I appreciate that they are driven by the desire to keep themselves and their loved ones safe on the holidays, but fighting terrorists is serious business and requires more than a few hours at a firing range and time spent doing stunts borrowed from Chuck Norris movies. In fact, the degree of personal frustration and anxiety which motivates these “guardians of our holy places”, is the opposite of what military training is designed to produce i.e. a calmly disciplined soldier who is there to do a job.
Don’t get me wrong, there are times when armed guards at places of worship are genuinely needed, and I have even been the one to provide such services, albeit 25 years and 40 pounds ago, when living in Israel. I even appreciate the importance of a community working with the police and other relevant agencies to provide some of their own security needs.

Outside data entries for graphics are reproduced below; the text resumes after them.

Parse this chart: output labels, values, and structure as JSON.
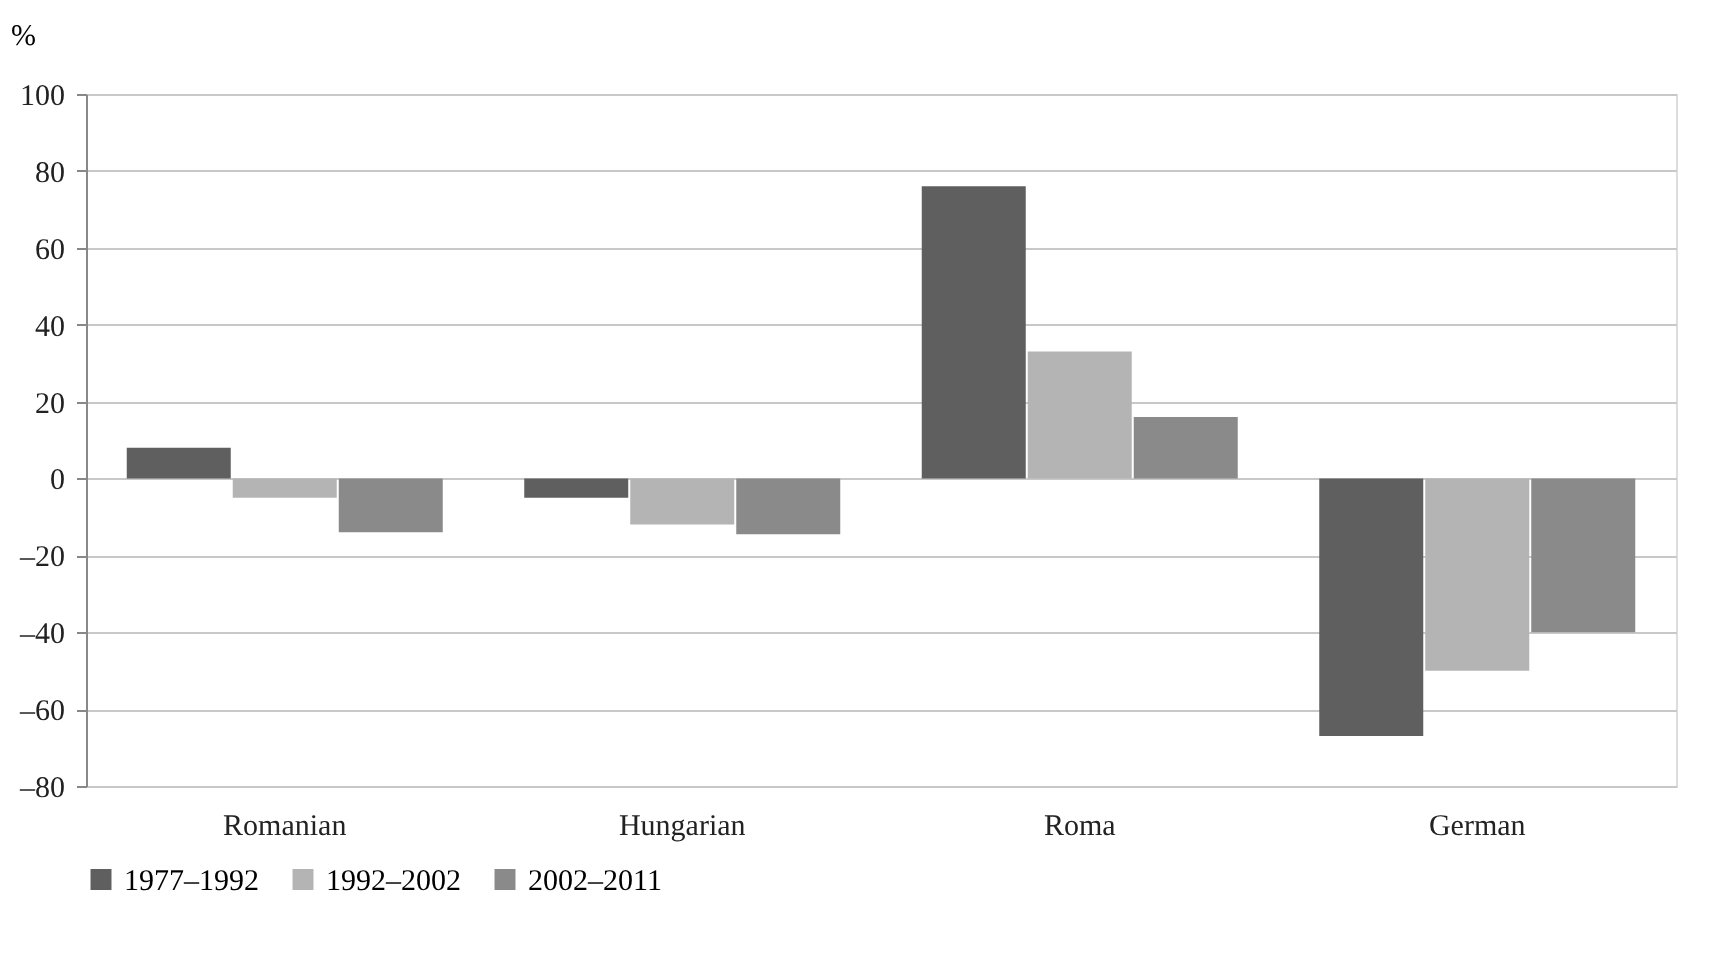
{
  "chart_data": {
    "type": "bar",
    "ylabel": "%",
    "categories": [
      "Romanian",
      "Hungarian",
      "Roma",
      "German"
    ],
    "series": [
      {
        "name": "1977–1992",
        "color": "#5f5f5f",
        "values": [
          8,
          -5,
          76,
          -67
        ]
      },
      {
        "name": "1992–2002",
        "color": "#b4b4b4",
        "values": [
          -5,
          -12,
          33,
          -50
        ]
      },
      {
        "name": "2002–2011",
        "color": "#8a8a8a",
        "values": [
          -14,
          -14.5,
          16,
          -40
        ]
      }
    ],
    "ylim": [
      -80,
      100
    ],
    "yticks": [
      {
        "value": -80,
        "label": "–80"
      },
      {
        "value": -60,
        "label": "–60"
      },
      {
        "value": -40,
        "label": "–40"
      },
      {
        "value": -20,
        "label": "–20"
      },
      0,
      20,
      40,
      60,
      80,
      100
    ],
    "grid": "y",
    "legend": "bottom"
  }
}
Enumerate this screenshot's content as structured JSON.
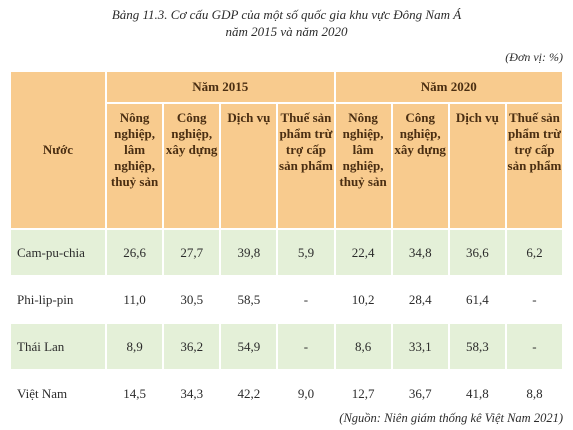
{
  "header": {
    "title": "Bảng 11.3. Cơ cấu GDP của một số quốc gia khu vực Đông Nam Á",
    "subtitle": "năm 2015 và năm 2020",
    "unit": "(Đơn vị: %)"
  },
  "table": {
    "country_header": "Nước",
    "year_headers": [
      "Năm 2015",
      "Năm 2020"
    ],
    "column_headers": [
      "Nông nghiệp, lâm nghiệp, thuỷ sản",
      "Công nghiệp, xây dựng",
      "Dịch vụ",
      "Thuế sản phẩm trừ trợ cấp sản phẩm",
      "Nông nghiệp, lâm nghiệp, thuỷ sản",
      "Công nghiệp, xây dựng",
      "Dịch vụ",
      "Thuế sản phẩm trừ trợ cấp sản phẩm"
    ],
    "rows": [
      [
        "Cam-pu-chia",
        "26,6",
        "27,7",
        "39,8",
        "5,9",
        "22,4",
        "34,8",
        "36,6",
        "6,2"
      ],
      [
        "Phi-lip-pin",
        "11,0",
        "30,5",
        "58,5",
        "-",
        "10,2",
        "28,4",
        "61,4",
        "-"
      ],
      [
        "Thái Lan",
        "8,9",
        "36,2",
        "54,9",
        "-",
        "8,6",
        "33,1",
        "58,3",
        "-"
      ],
      [
        "Việt Nam",
        "14,5",
        "34,3",
        "42,2",
        "9,0",
        "12,7",
        "36,7",
        "41,8",
        "8,8"
      ]
    ]
  },
  "footer": {
    "source": "(Nguồn: Niên giám thống kê Việt Nam 2021)"
  }
}
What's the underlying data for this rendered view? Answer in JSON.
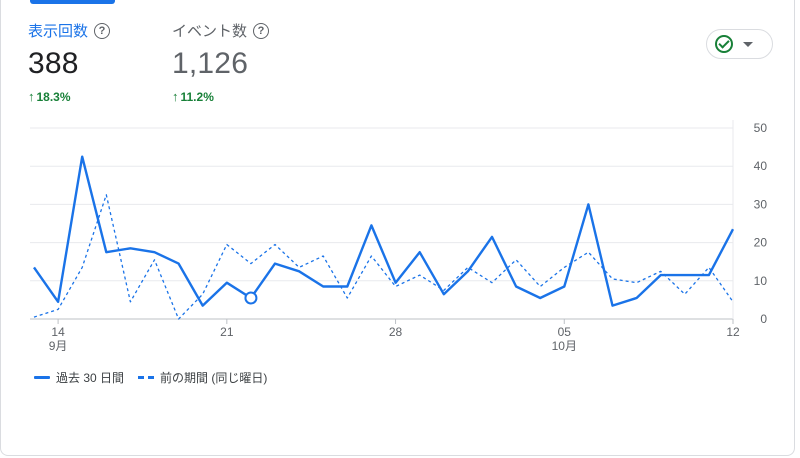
{
  "metrics": [
    {
      "label": "表示回数",
      "value": "388",
      "delta": "18.3%"
    },
    {
      "label": "イベント数",
      "value": "1,126",
      "delta": "11.2%"
    }
  ],
  "status": {
    "icon": "check-circle-icon",
    "color": "#188038"
  },
  "colors": {
    "accent": "#1a73e8",
    "positive": "#188038",
    "grid": "#e8eaed"
  },
  "chart_data": {
    "type": "line",
    "ylim": [
      0,
      50
    ],
    "y_ticks": [
      0,
      10,
      20,
      30,
      40,
      50
    ],
    "x_index_range": [
      0,
      29
    ],
    "x_ticks": [
      {
        "index": 1,
        "label": "14",
        "sub": "9月"
      },
      {
        "index": 8,
        "label": "21",
        "sub": ""
      },
      {
        "index": 15,
        "label": "28",
        "sub": ""
      },
      {
        "index": 22,
        "label": "05",
        "sub": "10月"
      },
      {
        "index": 29,
        "label": "12",
        "sub": ""
      }
    ],
    "series": [
      {
        "name": "過去 30 日間",
        "style": "solid",
        "values": [
          13.5,
          4.5,
          42.5,
          17.5,
          18.5,
          17.5,
          14.5,
          3.5,
          9.5,
          5.5,
          14.5,
          12.5,
          8.5,
          8.5,
          24.5,
          9.5,
          17.5,
          6.5,
          12.5,
          21.5,
          8.5,
          5.5,
          8.5,
          30,
          3.5,
          5.5,
          11.5,
          11.5,
          11.5,
          23.5
        ],
        "highlight_index": 9
      },
      {
        "name": "前の期間 (同じ曜日)",
        "style": "dashed",
        "values": [
          0.5,
          2.5,
          13.5,
          32.5,
          4.5,
          15.5,
          0,
          6.5,
          19.5,
          14.5,
          19.5,
          13.5,
          16.5,
          5.5,
          16.5,
          8.5,
          11.5,
          7.5,
          13.5,
          9.5,
          15.5,
          8.5,
          13.5,
          17.5,
          10.5,
          9.5,
          12.5,
          6.5,
          13.5,
          4.5
        ]
      }
    ]
  }
}
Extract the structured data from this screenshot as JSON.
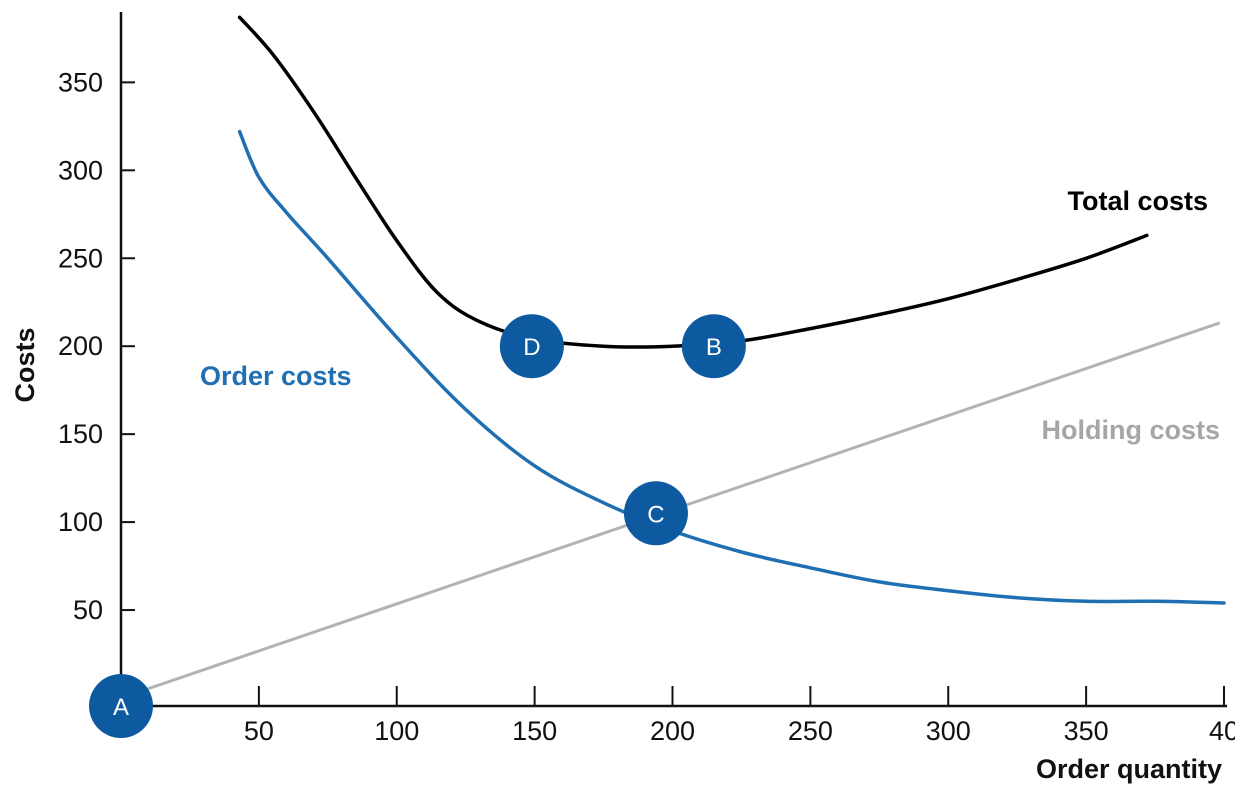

It’s both empowering and healing for people who are threatened to take some control over the situation which threatens them. But a bunch of guys playing soldier, are more like to get an innocent person killed than anything else. Not to mention the incredible psycho-pathology which their comments reveal.

These self-described protectors of the Jewish people are filled with a toxic mix of false machismo (a result of thousands of years of Jewish powerlessness), contempt for Christianity (Moscowitz mocks those who believe in turning the other check), and genuine fear of what “some” Muslims want to do to them. Since those feelings run quite deep in parts of the Jewish community it’s sad but not surprising, that business is booming for Moscowitz’ “training” program.
There are real security needs for synagogues and they must be met. The NYPD and other security professionals are not only capable of meeting those needs; they are the only ones who should be meeting them. If Gary Moscowitz genuinely believes that they cannot because, as he said, “they don’t know the community”, his time would be better spent addressing why he and his friends have so little trust in New York’s finest and so much fear for their own safety in a city where Jews are safer than anywhere else in the world.
Rosh Hashanah and Yom Kippur are actually times of great joy, times when we reaffirm our faith in ourselves, in each other, and in the ability to start over. We should not be naïve about the real challenges we face, but neither should we use these holidays when more Jews come together than at any time of the year, to undermine that powerful message.